Forestry Rangers went to the top of Coliseum as early as 1914 to scout the land for forest fires. A mountain fire lookout was built on the peak in 1927, when Nordegg was an up and running coal mining town. Some residents of Nordegg remember climbing up Coliseum to deliver mail to the ranger stationed in the lookout.
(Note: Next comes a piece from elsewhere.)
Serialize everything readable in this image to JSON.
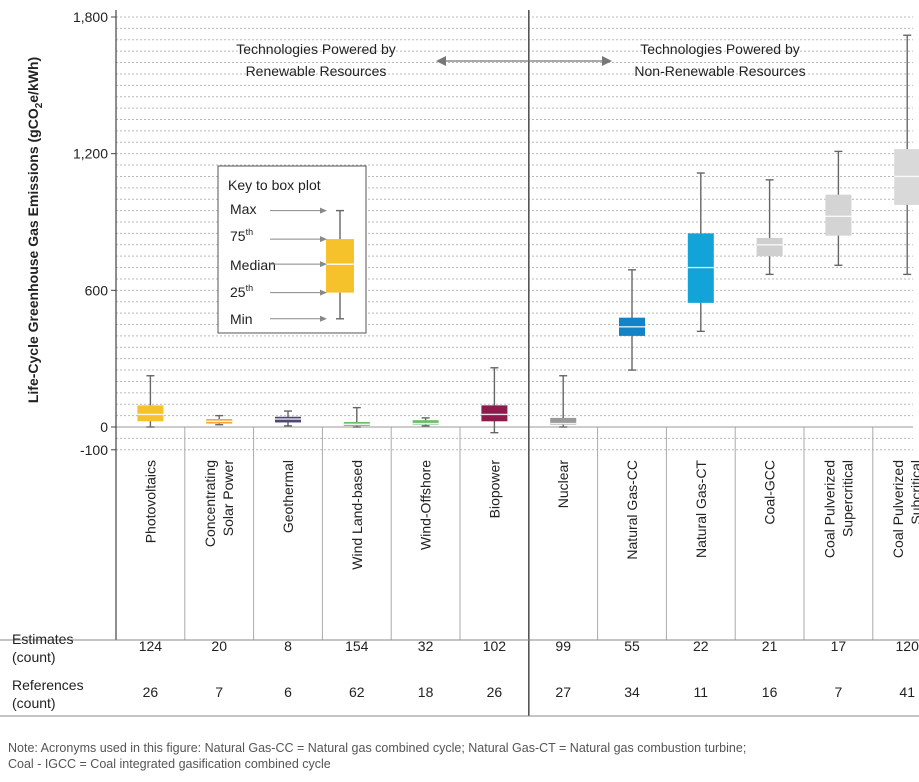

The lumber was hauled by packhorses to the top of the mountain to build the lookout tower, the first fire lookout in Alberta. Construction was under the supervision of District Forest Ranger Bill Shankland.
The people of Nordegg claim that the fire lookout ranger during the coal mining days of the 1950s, Leo Letourneau, "passed time by turning his telescope on town activities, the children nicknaming him "Old Leo". This lookout has since been moved to the top of Baldy Mountain in the 1955, the neighbouring mountain just west of Coliseum.

==Hiking==
Coliseum mountain is a popular hike for those traveling to Nordegg and along the David Thompson Highway.
The most common way to the summit of Coliseum is up the Coliseum Trail, a 6.5 km trail or a 13 km return hike up a non-motorized switchback trail, gaining 635 metres (2083 ft) of elevation. The Coliseum Trail Staging Area can be accessed by taking the Shunda Creek Road through the Nordegg North Subdivision and following the signed arrows along the road, to Baldy Mountain Road up to Eagle Drive.

The Ridgeline Trail is a longer, more challenging and less used trail to the summit. It is a 7.2 km trip to the peak or a 14.4 km return trip beginning at the Ranger Station, east of the town of Nordegg just off the David Thompson Highway. It climbs the ridge across from the Beaverdam Provincial Recreation Area.

There is also the Ranger Station Trail, beginning at the Ranger Station and following the base of the mountain, eventually connecting with the Coliseum Trail or the Ridgeline Trail.
Some people choose to climb up the front face of the mountain, beginning at the Coliseum Staging Area. However, this trail is challenging and not clearly marked, with difficult scree sections, some scrambling and steep climbs.